Back to Ishan Levy’s website

Analysis Theorems

2 Inequalities

  • Theorem 2.1 (Cauchy-Schwarz Inequality). In an inner product space, \(|(x,y)| \leq \Vert x \Vert \Vert y \Vert \) with equality holding iff \(x\) and \(y\) are linearly dependent.

  • Proof. After multiplying \(x\) by an element of \(S^1\), we may assume \((x,y)\) is real. Consider \(z = y - \frac {(x,y)}{\Vert x\Vert ^2}x\), the projection of \(y\) onto the orthogonal complement of \(x\). Indeed \(x,z\) are orthogonal as \((z,x) = (y,x) - \frac {(x,y)}{\Vert x\Vert ^2}(x,x) = 0\).
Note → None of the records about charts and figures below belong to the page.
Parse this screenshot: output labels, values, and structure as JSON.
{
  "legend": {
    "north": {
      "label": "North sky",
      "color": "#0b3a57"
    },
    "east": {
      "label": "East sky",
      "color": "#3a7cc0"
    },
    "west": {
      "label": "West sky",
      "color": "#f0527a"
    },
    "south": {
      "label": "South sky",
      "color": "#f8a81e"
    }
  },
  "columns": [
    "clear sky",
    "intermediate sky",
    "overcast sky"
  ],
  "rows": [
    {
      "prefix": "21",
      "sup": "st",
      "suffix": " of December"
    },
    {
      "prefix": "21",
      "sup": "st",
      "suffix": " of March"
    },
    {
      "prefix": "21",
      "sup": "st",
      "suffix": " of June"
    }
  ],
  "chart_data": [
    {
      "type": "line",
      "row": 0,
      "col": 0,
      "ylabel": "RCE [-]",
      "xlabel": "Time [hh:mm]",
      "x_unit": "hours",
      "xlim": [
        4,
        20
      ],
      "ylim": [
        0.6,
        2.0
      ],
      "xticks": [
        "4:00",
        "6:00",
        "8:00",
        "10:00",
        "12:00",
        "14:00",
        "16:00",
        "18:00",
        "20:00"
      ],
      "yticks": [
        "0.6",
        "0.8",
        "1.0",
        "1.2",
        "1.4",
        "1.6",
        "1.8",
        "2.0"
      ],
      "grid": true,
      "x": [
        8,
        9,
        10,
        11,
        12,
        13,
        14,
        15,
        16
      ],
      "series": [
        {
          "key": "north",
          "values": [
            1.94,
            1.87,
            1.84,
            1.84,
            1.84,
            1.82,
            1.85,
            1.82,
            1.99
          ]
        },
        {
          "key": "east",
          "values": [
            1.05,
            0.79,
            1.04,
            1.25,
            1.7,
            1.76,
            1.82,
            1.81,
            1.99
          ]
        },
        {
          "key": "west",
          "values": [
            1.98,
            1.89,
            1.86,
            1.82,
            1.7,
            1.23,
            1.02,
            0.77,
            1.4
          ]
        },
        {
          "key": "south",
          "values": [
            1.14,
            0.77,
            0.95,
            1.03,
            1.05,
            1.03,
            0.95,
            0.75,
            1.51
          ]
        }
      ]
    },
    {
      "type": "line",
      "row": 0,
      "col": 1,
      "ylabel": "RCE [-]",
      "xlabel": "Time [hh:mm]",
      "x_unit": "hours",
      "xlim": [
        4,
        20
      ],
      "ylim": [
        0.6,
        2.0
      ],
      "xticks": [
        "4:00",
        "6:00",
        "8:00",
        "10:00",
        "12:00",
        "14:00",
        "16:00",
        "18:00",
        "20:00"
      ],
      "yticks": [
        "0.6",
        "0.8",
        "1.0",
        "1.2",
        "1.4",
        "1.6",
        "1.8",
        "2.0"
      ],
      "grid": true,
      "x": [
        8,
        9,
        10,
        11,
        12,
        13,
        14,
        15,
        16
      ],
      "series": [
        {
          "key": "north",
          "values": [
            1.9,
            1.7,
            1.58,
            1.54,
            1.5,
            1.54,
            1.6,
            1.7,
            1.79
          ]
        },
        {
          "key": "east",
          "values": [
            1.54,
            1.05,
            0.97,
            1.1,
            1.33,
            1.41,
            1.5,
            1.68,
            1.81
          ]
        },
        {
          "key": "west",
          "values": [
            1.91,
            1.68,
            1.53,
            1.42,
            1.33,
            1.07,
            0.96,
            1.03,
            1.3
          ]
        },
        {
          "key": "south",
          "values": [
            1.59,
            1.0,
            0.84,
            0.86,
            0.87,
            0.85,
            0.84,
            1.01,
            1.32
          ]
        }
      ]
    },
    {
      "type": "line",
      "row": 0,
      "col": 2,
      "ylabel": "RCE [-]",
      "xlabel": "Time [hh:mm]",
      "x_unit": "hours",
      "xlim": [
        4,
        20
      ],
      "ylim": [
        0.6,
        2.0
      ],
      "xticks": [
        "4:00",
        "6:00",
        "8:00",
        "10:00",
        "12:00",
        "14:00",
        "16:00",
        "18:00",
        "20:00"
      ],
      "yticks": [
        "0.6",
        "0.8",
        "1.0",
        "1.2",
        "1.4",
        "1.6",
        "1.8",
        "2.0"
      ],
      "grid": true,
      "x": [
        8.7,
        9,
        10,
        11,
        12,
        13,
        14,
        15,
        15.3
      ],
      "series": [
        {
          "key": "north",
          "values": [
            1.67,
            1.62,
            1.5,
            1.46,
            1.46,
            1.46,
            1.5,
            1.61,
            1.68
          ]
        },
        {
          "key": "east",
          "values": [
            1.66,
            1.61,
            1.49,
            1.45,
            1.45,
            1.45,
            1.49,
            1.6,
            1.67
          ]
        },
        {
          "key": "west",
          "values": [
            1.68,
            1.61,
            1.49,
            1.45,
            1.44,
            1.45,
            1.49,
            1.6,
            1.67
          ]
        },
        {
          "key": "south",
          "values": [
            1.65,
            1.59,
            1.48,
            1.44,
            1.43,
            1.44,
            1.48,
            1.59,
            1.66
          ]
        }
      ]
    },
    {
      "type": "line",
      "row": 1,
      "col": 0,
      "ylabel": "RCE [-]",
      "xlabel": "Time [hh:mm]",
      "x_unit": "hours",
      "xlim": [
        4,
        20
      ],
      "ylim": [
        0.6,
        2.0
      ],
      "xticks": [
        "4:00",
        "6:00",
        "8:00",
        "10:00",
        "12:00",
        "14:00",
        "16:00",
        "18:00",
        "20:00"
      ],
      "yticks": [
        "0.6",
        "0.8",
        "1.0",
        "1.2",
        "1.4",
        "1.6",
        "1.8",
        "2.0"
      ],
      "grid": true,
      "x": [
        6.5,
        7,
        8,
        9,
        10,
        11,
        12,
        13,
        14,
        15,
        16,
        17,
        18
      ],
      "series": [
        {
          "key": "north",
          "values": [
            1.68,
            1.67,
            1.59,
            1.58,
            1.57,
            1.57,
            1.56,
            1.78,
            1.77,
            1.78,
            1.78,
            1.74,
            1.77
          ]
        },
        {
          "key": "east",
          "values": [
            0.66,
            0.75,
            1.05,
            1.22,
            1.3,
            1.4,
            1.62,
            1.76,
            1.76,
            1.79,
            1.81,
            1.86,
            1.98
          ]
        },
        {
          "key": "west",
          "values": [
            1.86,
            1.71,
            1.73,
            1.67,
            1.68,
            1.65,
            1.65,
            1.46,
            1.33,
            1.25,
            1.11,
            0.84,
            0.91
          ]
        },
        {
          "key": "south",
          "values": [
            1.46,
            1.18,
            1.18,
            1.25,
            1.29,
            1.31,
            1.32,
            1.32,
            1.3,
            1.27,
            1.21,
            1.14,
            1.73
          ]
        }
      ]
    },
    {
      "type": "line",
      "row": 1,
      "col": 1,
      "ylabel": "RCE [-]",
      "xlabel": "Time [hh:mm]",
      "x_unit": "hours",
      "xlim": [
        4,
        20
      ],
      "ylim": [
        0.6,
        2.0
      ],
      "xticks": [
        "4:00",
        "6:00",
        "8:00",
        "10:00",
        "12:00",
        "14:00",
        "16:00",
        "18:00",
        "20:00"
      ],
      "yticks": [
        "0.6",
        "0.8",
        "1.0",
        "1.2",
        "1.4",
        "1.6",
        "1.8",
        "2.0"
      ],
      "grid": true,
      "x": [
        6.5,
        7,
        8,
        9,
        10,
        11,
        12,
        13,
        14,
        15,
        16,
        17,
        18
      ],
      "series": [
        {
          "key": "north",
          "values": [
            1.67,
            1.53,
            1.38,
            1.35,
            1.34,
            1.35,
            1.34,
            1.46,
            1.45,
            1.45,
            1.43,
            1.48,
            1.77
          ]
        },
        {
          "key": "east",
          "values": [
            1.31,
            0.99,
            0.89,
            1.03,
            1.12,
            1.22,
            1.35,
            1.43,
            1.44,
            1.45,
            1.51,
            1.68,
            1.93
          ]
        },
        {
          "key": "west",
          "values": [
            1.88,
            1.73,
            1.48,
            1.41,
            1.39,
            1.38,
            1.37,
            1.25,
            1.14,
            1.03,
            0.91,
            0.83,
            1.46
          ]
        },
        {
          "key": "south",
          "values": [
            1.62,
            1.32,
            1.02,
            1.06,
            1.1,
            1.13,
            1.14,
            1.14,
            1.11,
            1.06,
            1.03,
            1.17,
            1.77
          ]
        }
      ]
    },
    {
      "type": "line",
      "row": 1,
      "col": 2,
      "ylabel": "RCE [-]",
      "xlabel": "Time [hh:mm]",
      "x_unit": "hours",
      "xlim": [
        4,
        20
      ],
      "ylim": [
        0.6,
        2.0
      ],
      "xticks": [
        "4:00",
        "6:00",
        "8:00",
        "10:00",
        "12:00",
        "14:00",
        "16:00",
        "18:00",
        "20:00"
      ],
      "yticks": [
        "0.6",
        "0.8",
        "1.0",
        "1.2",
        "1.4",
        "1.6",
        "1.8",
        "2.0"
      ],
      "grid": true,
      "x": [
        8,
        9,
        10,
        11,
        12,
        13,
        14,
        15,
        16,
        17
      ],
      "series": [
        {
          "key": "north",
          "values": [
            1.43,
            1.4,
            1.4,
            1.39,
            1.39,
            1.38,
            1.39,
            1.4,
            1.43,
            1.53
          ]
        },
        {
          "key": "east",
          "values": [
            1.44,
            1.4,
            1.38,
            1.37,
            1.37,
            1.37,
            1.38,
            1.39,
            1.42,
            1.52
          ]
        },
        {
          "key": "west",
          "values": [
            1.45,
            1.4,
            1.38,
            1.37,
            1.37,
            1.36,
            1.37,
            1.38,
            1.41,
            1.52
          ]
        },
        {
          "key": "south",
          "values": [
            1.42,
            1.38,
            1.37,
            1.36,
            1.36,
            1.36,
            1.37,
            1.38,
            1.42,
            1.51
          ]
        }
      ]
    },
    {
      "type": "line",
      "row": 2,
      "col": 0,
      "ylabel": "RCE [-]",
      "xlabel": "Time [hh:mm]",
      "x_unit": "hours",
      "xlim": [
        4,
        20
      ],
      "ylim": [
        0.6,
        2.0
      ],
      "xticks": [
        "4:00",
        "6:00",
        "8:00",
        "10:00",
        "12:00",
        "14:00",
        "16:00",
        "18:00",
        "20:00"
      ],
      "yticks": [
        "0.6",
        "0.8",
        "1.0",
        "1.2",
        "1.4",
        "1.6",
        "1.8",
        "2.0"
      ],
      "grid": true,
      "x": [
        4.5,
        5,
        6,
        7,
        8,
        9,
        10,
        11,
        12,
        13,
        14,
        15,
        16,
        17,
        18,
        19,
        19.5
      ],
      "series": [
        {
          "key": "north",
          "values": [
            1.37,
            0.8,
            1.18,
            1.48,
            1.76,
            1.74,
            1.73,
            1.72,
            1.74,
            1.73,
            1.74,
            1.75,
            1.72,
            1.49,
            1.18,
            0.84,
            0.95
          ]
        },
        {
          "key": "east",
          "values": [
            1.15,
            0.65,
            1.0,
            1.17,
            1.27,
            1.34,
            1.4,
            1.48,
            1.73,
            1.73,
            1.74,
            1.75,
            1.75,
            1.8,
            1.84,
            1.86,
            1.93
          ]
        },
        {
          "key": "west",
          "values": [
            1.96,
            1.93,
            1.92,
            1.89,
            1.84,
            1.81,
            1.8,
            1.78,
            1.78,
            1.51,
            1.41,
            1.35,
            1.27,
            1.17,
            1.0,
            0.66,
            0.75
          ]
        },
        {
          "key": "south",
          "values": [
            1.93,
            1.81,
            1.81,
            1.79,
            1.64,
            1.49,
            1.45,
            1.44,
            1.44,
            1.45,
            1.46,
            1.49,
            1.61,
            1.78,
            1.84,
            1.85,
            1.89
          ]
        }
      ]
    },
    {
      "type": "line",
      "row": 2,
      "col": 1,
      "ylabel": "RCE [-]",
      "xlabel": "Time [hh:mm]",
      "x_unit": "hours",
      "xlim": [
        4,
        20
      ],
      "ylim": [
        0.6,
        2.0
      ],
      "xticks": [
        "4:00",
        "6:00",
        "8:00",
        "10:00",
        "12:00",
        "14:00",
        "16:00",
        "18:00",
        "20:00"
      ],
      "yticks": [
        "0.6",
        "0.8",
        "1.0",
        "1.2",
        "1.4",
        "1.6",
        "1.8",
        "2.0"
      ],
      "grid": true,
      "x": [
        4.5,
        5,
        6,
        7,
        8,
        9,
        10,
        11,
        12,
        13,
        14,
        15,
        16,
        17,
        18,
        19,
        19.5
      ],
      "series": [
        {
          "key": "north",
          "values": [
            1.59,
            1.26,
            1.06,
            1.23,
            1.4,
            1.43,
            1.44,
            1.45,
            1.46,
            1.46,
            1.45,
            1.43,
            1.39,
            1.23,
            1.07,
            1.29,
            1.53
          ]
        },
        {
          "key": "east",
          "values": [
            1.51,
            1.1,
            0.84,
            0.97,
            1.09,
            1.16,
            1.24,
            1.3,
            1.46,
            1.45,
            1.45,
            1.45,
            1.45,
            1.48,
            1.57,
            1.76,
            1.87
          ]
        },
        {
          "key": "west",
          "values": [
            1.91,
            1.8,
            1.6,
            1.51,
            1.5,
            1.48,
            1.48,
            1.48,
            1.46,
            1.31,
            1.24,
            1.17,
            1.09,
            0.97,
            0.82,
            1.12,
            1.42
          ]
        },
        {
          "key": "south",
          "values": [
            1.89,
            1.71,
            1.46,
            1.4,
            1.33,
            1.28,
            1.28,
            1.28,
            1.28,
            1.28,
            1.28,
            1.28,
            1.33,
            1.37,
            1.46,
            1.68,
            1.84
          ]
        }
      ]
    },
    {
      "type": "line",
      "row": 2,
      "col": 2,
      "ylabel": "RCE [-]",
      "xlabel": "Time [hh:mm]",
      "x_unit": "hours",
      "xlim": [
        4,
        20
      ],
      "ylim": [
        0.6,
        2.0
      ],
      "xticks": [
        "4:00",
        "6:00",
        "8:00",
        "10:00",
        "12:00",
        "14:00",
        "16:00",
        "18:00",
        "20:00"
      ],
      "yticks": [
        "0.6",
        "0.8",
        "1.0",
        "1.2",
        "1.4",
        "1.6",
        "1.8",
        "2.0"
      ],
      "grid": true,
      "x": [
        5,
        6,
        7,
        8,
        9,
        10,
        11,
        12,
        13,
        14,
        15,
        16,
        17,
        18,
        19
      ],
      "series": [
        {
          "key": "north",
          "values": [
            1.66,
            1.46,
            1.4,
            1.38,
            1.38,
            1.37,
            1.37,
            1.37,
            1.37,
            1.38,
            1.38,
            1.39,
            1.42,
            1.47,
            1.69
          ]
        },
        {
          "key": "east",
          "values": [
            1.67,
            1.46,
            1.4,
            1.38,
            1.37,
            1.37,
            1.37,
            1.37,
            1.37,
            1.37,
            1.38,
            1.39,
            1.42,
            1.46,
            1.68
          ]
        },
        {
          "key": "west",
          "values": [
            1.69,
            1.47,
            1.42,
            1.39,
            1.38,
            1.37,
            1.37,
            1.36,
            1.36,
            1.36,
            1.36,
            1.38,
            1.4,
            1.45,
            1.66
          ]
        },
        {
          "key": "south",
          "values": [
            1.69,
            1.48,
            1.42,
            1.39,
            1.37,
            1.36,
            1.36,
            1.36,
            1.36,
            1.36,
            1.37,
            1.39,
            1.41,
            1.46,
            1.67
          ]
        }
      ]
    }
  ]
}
Then we have:

    \[ 0 \leq (z,z) = (z,y) - \frac {(x,y)}{\Vert x\Vert ^2}(z,x) = (z,y) = (y,y) - \frac {(x,y)}{\Vert x \Vert ^2}(x,y) \]

    which after rearrangement is what we want. Note that the equality above happens iff \(z = 0\) which happens iff \(x\) and \(y\) are linearly dependent.

  • Theorem 2.2 (AM-GM Inequality). Let \(x_1, \dots ,x_n\) be non-negative reals. Then \(\prod _1^nx_i\leq \big (\frac {\sum _1^nx_i}{n}\big )^n\) with equality holding iff \(x_1 = \dots = x_n\).

  • Proof. We suppose some of the \(x_i\) are not equal and show the strict inequality via induction. If \(\mu \) denotes \(\frac {\sum _1^nx_i}{n}\) then WLOG we may assume \(x_n>\mu >x_{n-1}\). Then define \(y = x_n+x_{n-1}-\mu \) and note \(y\) is non-negative. Then by induction, we have

    \[ y\prod _1^{n-2}x_i\leq \big (\frac {y+\sum _1^{n-2}x_i}{n-1}\big )^{n-1} = \mu ^{n-1} \]

    Multiplying by \(\mu \), we get

    \[ \mu y\prod _1^{n-2}x_i\leq \mu ^{n} \]

    so it suffices to show \(\mu y>x_nx_{n-1}\), but this is true as

    \[ y\mu -x_nx_{n-1} = (x_n+x_{n-1}-\mu )\mu -x_nx_{n-1} = (x_n-\mu )(\mu -x_{n-1})>0 \]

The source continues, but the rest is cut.